Originally Posted by
777 global mile hound
But here is the great thing the price sensitive clients frequently bring me my way better less price sensitive customers through their satisfaction/referrals ^
That's an interesting point. Among my colleagues, I'm one of the few who seeks out SPG properties first. But I have converted a number of them to SPG over the years, and several are high revenue travelers. SPG gains some of its high revenue customers as a direct result of loyalty from relatively low revenue elite customers. This is not something that The Lacek Group can easily observe and measure.
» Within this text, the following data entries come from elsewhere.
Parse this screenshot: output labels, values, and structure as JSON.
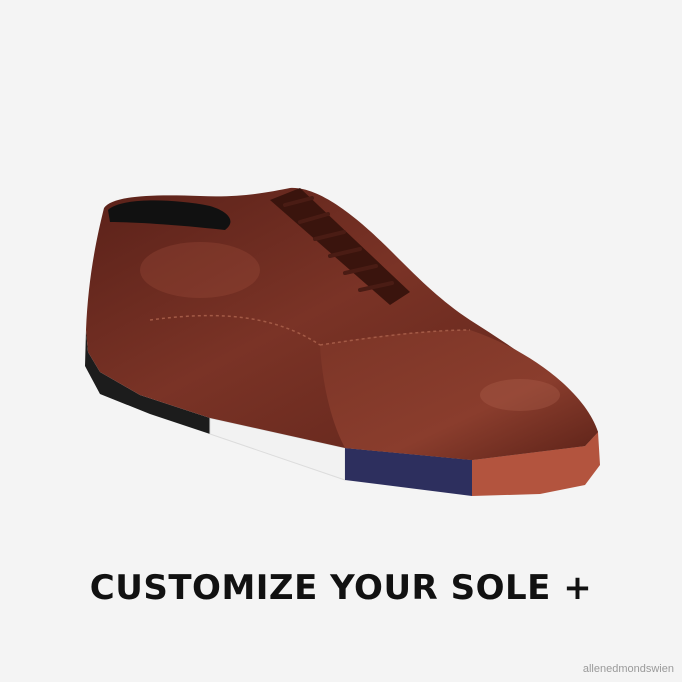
{
  "product_image": {
    "icon": "shoe-illustration",
    "colors": {
      "background": "#f4f4f4",
      "leather": "#6a2a1f",
      "sole_black": "#1c1c1c",
      "sole_white": "#f2f2f2",
      "sole_navy": "#2d2f5e",
      "sole_rust": "#b3543e"
    }
  },
  "cta": {
    "label": "CUSTOMIZE YOUR SOLE +"
  },
  "watermark": {
    "text": "allenedmondswien"
  }
}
There are marketing budgets at every program.However the rigidness that cost SPG their title of "Program of the Year" in 2005 back in the gold old "Freddies" days was IMO the result of the Lacek Group trying to extract every last cent through targeted marketing. Year after year leading up to that point.Targeted marketing was so under the radar at the time it took the membership base awhile to absorb what was going on. SPG at the time simply took it too far.............and the membership rebelled.
That and some major shifts in hotel award categories. The Lacek Group and SPG have definitely learned from some of their mistakes in targeted marketing, but it continues to have some problems. I don't, for example, understand how their recent end of year gift promo (free magazine subscription or $25 F&B credit) failed to have a complete list of all elite members. Either they foolishly left a number of them off the list intentionally, or they foolishly made some careless mistakes in compiling the list.
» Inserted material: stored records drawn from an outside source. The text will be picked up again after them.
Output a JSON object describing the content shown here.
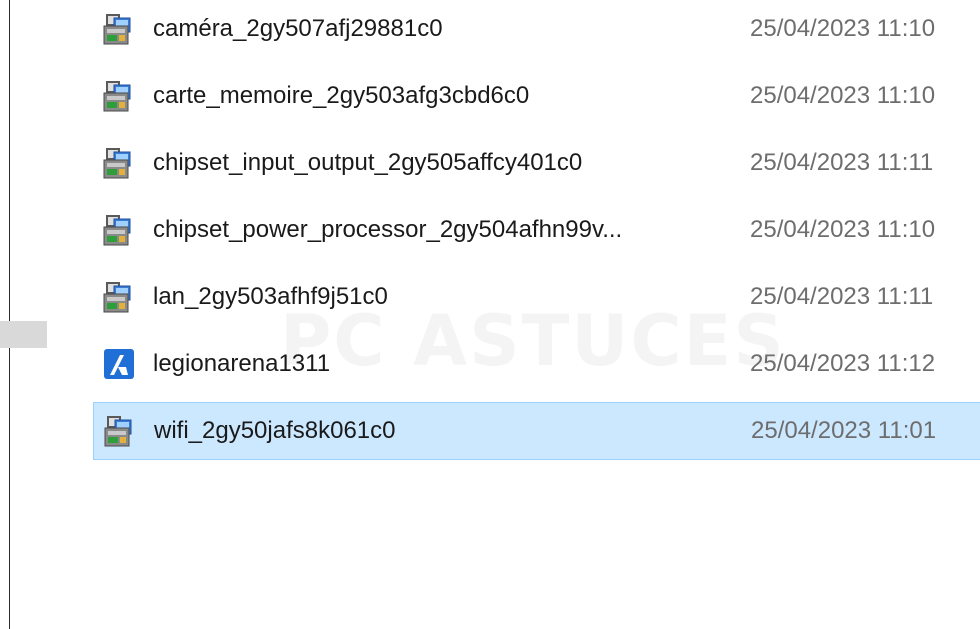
{
  "files": [
    {
      "name": "caméra_2gy507afj29881c0",
      "date": "25/04/2023 11:10",
      "icon": "installer-icon",
      "selected": false
    },
    {
      "name": "carte_memoire_2gy503afg3cbd6c0",
      "date": "25/04/2023 11:10",
      "icon": "installer-icon",
      "selected": false
    },
    {
      "name": "chipset_input_output_2gy505affcy401c0",
      "date": "25/04/2023 11:11",
      "icon": "installer-icon",
      "selected": false
    },
    {
      "name": "chipset_power_processor_2gy504afhn99v...",
      "date": "25/04/2023 11:10",
      "icon": "installer-icon",
      "selected": false
    },
    {
      "name": "lan_2gy503afhf9j51c0",
      "date": "25/04/2023 11:11",
      "icon": "installer-icon",
      "selected": false
    },
    {
      "name": "legionarena1311",
      "date": "25/04/2023 11:12",
      "icon": "app-shortcut-icon",
      "selected": false
    },
    {
      "name": "wifi_2gy50jafs8k061c0",
      "date": "25/04/2023 11:01",
      "icon": "installer-icon",
      "selected": true
    }
  ],
  "watermark": "PC ASTUCES",
  "colors": {
    "selection_bg": "#cce8ff",
    "selection_border": "#99d1ff",
    "date_text": "#6d6d6d"
  }
}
Despite the first article's pride in reducing simultaneous use of multiple offers, SPG often actually supports and wants the simultaneous use of certain offers! Some customers continue to be scared away by the uncertainty of this, though. We see it all the time here on FT. The T&Cs of most promos say something like, "cannot be combined with other offers," but this language is often not exactly as all the marketers intend. SPG corporate promos are almost always combinable with regional or hotel-specific promos, and this is an intentional arrangement -- not a situation of undesirable "gaming." All parties involved in creating these promos (SPG, the marketing companies, the regional internal marketing groups, and the hotels, etc.) share responsibility for addressing this problem. Failure of SPG and its marketers to clarify this means that they continue to interfere with the marketing plans by the individual hotels and their marketers.
The second article talks about profiling and segmentation of customers. I think that one of the flaws/risks in The Lacek Group's approach is that it depends heavily on past stay patterns to be a reliable predictor of future patterns. I'd love to hear how they calculate each promo's success and the ROI.